19. Comparison and evaluation: EM principles and tools in context

There are many commercial packages and tools that have points of connection with EM. In evaluating EM, there is a need for us to be aware of the qualities and power of existing packages, and where the principles and tools they employ differ and overlap. The aim of this project is to develop small case studies that enable us to assess EM principles and tools in relation to other approaches. Examples might include: (relatively small) applications of Excel, Mathematica, Matlab, Labview, AgentSheets, VB, Perl etc that - typically, but not necessarily, through the development of EM models to address them - serve to shed light on the strengths and weaknesses of EM. For this project, the final report would take the form of a critique of EM, with recommendations concerning respects in which EM principles and tools can be improved.

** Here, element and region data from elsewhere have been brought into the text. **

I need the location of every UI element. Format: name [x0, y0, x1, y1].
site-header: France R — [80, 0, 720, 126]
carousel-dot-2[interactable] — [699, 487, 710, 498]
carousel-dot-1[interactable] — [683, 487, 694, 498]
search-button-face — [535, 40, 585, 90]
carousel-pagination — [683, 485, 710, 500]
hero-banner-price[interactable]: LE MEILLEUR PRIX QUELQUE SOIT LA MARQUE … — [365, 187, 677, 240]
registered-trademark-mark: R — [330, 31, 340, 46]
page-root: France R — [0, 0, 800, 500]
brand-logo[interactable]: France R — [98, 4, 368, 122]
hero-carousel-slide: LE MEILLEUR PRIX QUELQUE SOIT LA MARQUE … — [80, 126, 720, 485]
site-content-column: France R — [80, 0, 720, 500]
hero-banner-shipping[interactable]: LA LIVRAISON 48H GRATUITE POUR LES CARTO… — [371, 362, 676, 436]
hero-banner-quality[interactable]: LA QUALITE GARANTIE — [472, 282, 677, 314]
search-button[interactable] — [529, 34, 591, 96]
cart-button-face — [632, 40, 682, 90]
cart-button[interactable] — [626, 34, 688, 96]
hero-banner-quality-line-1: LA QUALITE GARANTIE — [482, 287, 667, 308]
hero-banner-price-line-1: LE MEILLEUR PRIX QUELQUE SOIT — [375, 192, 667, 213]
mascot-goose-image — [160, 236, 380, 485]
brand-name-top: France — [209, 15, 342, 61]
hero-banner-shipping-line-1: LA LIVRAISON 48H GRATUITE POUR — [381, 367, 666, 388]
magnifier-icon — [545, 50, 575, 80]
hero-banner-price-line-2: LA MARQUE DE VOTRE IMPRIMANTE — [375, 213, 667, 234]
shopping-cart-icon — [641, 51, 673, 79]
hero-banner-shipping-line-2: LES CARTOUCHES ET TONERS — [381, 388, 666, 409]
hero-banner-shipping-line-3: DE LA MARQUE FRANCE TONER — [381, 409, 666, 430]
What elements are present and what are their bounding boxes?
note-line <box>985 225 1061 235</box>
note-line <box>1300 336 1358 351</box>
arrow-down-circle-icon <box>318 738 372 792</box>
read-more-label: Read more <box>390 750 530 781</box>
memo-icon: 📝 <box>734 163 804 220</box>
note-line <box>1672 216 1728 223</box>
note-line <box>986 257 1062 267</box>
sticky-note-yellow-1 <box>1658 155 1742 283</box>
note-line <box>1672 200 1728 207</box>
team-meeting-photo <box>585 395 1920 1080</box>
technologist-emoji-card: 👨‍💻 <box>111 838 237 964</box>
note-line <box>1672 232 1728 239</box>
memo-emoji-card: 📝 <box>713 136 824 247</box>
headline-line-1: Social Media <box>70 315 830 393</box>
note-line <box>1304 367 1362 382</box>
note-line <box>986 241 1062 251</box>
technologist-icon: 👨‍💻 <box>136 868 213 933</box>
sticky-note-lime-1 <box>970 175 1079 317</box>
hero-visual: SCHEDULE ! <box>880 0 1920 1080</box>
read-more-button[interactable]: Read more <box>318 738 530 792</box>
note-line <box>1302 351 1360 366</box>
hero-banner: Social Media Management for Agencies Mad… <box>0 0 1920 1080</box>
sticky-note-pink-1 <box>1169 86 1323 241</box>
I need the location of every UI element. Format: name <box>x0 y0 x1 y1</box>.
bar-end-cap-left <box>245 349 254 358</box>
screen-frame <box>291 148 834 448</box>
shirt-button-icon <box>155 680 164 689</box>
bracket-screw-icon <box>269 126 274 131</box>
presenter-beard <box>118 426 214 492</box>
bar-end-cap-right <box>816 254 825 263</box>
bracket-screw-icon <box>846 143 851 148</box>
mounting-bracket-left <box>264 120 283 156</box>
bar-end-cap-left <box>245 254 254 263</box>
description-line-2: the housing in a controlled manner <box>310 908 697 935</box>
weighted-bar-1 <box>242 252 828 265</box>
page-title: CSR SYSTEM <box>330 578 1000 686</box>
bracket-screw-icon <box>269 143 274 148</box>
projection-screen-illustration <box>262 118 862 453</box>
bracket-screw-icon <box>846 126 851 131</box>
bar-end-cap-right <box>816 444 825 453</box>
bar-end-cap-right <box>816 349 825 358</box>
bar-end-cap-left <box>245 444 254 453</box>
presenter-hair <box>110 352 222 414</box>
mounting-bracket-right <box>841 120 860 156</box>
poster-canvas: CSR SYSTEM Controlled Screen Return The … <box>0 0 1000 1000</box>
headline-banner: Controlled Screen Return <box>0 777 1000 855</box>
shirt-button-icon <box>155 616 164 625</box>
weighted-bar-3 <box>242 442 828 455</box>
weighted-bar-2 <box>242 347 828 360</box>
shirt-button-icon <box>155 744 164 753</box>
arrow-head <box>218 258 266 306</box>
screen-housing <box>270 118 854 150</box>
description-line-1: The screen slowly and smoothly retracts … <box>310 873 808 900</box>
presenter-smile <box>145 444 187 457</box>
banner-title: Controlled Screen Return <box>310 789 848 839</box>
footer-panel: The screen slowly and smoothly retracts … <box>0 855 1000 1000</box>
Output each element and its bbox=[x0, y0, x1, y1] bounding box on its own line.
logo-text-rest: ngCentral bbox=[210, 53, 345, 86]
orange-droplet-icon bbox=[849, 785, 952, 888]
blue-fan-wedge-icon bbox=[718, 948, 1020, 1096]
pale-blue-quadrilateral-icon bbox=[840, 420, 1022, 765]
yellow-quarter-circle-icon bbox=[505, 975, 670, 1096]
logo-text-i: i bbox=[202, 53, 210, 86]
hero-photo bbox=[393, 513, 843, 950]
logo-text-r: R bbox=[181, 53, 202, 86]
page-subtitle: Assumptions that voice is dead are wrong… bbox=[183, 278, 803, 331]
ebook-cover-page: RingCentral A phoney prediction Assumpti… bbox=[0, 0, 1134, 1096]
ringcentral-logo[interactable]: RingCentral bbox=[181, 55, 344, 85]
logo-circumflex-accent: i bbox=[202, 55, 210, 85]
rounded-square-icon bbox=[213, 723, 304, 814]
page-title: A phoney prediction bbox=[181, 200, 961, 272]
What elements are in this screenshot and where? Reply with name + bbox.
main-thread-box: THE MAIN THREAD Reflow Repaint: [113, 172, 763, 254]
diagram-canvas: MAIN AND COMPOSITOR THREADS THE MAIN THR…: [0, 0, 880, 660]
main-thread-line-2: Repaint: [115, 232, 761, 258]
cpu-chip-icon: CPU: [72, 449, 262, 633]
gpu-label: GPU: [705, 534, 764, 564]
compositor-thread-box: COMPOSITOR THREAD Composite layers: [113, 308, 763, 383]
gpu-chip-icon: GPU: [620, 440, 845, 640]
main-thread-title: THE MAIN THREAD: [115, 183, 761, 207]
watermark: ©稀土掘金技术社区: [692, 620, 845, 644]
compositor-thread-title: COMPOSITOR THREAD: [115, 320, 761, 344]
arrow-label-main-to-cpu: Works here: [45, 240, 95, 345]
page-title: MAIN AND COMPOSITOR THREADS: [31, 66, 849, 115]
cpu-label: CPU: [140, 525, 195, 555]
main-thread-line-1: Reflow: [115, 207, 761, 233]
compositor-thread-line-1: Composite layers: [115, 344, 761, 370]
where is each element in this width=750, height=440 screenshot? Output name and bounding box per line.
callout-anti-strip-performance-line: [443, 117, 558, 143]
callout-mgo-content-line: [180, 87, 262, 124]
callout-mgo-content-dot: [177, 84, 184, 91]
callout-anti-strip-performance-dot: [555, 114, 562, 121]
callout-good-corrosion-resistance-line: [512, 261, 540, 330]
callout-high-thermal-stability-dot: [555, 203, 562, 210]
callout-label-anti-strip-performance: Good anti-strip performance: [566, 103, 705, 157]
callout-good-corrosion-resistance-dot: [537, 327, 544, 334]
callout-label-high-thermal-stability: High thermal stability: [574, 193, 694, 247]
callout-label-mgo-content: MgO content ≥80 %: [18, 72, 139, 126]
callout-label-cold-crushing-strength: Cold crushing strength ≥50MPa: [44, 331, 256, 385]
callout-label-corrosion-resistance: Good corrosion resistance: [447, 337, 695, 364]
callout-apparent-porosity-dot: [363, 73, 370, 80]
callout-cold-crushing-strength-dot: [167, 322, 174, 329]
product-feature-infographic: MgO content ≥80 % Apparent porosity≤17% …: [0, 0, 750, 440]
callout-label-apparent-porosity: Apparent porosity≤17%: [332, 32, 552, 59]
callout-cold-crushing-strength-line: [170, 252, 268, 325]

20. Assessment and quality assurance for EM models

This is your opportunity to influence the assessment of your own third year project even as you are doing it! The aim of the project is to develop principles, tools and techniques that can be used to assess the quality of EM models, such as might be applied in particular to determine which of the many models in the EM archive are most faithful to EM principles, and make the most effective and authentic use of the EM tools. There are a number of aspects to the project that could be developed: devising extensions to existing models that allow them to be viewed and manipulated in the way that an assessor might wish to treat them, supplying metrics to record the number of definitions, building special-purpose tools to strip away the automatic agency so as to expose the primitive experimental interaction that normally precedes automation, specifying testing strategies that can be used to assess families of models such as the eight versions of the Pjawns game mentioned above. This project could include some examples of poor use of EM principles and tools, together with proposals for how these can be redeemed through reworking models or refining tools.